I don't envy the Canadian Credit Union Association. The CCUA's president/CEO, Martha Durdin, said, “Having to create and popularize new words is an unnecessary and expensive undertaking, and will make it difficult for credit unions to compete fairly with banks.”
I think the flaw in the logic on both sides of this issue comes from the use of the word “bank.”
The banking industry views the word as a trademarked word like “Google” or “Kleenex.” While credit union people see it as using the word “Google” and “tissue.” It's a verb, a noun, an adjective that's commonly used and has been absorbed into our culture worldwide.
Where does that leave credit unions? For the moment, stuck. If this were a TV show, you could call up Don Draper and his team to come up with a new credit union word and full marketing campaign.
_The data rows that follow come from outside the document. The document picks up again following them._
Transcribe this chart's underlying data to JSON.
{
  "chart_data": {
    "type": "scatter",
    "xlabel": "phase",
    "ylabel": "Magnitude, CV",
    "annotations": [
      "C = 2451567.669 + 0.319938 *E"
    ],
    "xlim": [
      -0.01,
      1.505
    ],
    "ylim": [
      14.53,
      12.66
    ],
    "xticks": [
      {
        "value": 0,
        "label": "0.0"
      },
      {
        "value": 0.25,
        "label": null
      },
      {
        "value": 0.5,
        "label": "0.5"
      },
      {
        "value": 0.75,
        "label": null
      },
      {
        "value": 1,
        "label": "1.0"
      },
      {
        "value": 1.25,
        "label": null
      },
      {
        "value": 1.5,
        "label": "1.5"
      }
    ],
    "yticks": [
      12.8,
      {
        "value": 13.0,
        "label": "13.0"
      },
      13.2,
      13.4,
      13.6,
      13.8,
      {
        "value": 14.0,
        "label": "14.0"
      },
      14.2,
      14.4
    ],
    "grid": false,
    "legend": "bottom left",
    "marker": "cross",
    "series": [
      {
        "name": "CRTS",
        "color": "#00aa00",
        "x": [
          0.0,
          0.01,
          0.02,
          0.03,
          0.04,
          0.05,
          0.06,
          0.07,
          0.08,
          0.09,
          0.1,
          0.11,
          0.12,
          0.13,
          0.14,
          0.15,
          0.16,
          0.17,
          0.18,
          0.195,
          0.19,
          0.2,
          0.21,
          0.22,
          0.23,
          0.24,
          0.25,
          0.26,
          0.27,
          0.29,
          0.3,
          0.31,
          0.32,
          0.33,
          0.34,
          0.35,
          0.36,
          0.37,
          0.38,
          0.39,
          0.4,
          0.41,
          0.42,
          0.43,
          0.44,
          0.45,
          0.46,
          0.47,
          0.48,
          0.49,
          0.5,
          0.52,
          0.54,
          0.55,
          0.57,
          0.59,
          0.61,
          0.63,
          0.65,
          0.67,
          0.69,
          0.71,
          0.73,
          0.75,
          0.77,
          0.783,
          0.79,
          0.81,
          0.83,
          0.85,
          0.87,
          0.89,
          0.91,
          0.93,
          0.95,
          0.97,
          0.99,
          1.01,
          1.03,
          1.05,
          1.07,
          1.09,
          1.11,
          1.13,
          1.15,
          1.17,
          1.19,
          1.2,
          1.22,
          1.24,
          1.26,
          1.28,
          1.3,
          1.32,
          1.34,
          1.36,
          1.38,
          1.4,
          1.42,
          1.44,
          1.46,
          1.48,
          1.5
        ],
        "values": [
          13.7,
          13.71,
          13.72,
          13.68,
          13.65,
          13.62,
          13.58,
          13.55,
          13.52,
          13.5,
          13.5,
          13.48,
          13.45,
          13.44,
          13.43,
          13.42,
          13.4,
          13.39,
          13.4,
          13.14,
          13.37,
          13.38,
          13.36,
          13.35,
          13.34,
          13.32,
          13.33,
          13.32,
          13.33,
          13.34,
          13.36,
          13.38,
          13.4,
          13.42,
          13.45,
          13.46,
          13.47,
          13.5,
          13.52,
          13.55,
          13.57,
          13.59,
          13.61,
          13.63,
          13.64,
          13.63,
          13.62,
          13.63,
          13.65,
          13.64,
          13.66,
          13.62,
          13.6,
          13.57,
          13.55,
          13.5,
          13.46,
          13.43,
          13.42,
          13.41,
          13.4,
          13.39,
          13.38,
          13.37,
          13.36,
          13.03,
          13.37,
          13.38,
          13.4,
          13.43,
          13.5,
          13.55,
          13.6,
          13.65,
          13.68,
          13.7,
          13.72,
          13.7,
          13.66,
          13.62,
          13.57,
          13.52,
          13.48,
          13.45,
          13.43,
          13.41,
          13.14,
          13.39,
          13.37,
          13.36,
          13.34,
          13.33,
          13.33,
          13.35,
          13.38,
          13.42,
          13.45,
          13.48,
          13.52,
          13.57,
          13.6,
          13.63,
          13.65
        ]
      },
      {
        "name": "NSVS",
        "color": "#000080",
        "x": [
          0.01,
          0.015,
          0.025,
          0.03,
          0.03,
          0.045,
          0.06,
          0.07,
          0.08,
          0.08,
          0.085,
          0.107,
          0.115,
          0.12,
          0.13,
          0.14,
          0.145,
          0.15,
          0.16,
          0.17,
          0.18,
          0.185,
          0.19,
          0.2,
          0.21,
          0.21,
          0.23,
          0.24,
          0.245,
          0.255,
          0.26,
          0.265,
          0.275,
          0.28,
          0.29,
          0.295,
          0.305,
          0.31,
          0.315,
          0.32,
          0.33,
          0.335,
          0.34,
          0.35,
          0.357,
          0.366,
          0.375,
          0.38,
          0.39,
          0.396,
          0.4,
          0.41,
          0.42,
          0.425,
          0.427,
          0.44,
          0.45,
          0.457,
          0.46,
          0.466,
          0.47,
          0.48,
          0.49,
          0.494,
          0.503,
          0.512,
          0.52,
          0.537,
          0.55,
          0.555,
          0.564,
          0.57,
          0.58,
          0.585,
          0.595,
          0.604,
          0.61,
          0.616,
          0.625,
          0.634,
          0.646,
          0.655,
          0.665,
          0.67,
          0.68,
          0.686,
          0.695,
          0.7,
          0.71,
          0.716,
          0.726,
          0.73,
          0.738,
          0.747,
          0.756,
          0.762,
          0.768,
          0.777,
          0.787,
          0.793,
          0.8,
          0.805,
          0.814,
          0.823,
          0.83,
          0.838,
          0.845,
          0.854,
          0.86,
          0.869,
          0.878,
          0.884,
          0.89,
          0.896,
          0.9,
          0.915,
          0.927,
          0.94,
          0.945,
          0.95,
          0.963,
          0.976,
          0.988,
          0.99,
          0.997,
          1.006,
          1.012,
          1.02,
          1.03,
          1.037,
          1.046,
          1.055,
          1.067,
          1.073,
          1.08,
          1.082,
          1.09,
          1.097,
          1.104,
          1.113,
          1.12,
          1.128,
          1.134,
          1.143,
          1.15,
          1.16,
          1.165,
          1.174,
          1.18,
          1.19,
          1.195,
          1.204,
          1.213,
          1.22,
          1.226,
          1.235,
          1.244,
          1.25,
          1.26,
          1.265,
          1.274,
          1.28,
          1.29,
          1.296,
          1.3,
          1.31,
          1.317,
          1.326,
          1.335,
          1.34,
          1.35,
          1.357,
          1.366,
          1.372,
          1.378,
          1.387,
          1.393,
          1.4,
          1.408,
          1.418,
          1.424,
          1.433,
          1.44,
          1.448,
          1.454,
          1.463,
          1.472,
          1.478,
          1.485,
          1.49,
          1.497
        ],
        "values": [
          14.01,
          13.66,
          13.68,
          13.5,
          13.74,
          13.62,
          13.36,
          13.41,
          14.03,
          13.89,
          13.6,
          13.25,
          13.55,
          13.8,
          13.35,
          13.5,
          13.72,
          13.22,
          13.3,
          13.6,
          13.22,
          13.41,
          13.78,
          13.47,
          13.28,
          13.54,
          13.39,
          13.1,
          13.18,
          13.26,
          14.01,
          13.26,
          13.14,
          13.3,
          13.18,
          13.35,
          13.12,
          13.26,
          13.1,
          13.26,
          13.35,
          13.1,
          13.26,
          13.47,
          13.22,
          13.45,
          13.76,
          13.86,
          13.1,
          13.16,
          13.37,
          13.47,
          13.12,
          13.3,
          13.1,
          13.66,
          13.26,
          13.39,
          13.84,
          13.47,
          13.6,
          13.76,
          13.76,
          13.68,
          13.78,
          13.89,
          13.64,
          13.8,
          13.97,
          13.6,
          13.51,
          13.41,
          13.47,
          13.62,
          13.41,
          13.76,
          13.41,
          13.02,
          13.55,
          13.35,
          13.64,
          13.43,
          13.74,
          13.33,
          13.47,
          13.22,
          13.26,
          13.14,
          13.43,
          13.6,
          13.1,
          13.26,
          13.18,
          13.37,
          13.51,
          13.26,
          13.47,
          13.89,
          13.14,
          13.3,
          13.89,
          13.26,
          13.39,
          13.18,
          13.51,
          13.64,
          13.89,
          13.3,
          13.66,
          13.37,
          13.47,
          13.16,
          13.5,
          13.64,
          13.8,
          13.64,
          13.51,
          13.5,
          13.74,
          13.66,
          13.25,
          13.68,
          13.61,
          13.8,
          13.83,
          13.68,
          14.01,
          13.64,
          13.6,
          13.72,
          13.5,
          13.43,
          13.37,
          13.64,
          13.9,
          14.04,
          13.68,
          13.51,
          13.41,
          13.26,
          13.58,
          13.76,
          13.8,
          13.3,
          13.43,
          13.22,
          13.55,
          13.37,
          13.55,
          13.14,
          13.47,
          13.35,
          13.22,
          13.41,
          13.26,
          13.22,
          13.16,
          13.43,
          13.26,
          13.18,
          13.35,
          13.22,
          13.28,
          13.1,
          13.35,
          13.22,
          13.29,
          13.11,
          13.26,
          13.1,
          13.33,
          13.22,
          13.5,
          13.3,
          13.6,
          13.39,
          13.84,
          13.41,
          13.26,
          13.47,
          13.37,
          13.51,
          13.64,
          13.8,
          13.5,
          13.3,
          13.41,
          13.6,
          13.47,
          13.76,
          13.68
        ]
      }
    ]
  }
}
But, in the real world it's up to the CCUA to figure it out.
I haven't been able to come up with any good, free ideas to pass along to my Canadian friends. I will say that this entire Canadian soap opera should be looked at as a serious threat to the credit union industry around the world.
As an experiment, take a look at your marketing materials and website and see how you’d be impacted by this decision. “_ank online wherever you are!” “Simplify your _anking experience!”
This story has the potential to have such a wide and massive impact, and our readers had an immediate and very vocal reaction to it that we will be following this story all the way through.